Still I think I might go and annoy my local italian restaurant and deli to see if I can find a jar of them anywhere - I'll report back.
Maggi - that recipe page is wonderful!


Sue

Anthony Darby:
I think some muscari bulbs are eaten in Crete?

I also seem to remember reading about soldiers in days of yore sending daffodil bulbs home to their loved ones. Needless to say, instead of being planted they were treated as "some form of onion" with fatal results (we get our word narcotic from Narcissus).

Anthony Darby:
According to "Wildflowers of Crete" [Vangelis Papiomitoglou and translated by Jill Pittinger:2006 Mediterraneo Editions ISBN 960-8227-77-1] "the bulbs of Muscari comosum constitute an excellent appetiser known as skordouláki, especially on Crete".

Diane Whitehead:
M. comosa is not the only species eaten.  Here are two more.

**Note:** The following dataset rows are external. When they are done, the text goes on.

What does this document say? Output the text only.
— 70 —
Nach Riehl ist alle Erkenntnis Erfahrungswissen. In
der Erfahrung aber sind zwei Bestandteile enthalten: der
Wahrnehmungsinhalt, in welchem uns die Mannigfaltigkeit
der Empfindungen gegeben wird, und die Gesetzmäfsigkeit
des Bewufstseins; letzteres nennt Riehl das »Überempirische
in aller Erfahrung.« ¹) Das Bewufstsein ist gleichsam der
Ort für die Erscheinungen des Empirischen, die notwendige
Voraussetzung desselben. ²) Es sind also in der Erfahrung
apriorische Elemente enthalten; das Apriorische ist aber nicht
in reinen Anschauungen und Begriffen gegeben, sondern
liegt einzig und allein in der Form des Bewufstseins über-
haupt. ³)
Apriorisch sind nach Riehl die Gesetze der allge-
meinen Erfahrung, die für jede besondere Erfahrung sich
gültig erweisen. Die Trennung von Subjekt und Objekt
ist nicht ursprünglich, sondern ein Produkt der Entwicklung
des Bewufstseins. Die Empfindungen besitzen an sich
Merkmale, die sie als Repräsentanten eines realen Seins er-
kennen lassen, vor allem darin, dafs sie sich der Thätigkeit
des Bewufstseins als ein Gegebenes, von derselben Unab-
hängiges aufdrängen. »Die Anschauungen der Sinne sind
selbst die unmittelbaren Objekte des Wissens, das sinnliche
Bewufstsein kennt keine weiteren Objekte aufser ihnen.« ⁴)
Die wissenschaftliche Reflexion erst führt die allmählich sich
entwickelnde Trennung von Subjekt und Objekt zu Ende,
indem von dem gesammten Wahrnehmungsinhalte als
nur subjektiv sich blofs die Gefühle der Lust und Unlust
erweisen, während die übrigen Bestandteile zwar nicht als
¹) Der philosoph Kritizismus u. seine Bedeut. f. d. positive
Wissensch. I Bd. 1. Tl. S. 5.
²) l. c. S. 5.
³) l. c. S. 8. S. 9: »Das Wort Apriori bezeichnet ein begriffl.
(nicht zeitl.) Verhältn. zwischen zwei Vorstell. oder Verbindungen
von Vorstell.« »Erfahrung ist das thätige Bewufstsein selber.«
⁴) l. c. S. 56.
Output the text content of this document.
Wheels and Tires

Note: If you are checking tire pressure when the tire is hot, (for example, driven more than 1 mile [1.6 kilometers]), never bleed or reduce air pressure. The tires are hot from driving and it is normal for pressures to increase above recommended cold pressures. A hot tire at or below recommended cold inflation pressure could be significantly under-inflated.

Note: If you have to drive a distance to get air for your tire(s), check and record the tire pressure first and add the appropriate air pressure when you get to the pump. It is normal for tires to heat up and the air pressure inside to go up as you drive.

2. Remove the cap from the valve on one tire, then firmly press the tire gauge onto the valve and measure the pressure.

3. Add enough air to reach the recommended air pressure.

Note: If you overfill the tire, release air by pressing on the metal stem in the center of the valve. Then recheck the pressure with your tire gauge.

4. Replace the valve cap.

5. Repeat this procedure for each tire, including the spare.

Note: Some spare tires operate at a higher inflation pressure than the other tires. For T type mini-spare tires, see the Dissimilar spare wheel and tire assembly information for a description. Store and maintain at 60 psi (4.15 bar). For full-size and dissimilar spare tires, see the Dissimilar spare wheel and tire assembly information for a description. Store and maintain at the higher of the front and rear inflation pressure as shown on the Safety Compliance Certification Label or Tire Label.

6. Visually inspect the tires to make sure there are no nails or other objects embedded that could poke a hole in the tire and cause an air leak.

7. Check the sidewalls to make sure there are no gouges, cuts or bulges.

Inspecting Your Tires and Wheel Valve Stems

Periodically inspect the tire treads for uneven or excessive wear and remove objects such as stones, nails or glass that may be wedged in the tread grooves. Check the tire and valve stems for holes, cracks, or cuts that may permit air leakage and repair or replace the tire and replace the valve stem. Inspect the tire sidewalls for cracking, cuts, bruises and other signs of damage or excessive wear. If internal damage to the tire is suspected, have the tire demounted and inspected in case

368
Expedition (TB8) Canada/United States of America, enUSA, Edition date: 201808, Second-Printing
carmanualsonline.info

From Cornucopia II, A Source Book of Edible Plants, by Stephen Facciola:

Leopoldia comosa:  bulbs boiled with oil and vinegar, pickled, or added to omelettes.
 Greeks and Italians believe they are diuretic and stimulate appetite. Preserved
bulbs are common in ethnic markets in North America.

Muscari botryoides flowers and flower buds can be pickled in vinegar.

Muscari neglectum, nutmeg hyacinth, flowers add a wonderful scented flavour
when sprinkled over rhubarb.  Bulbs are also eaten.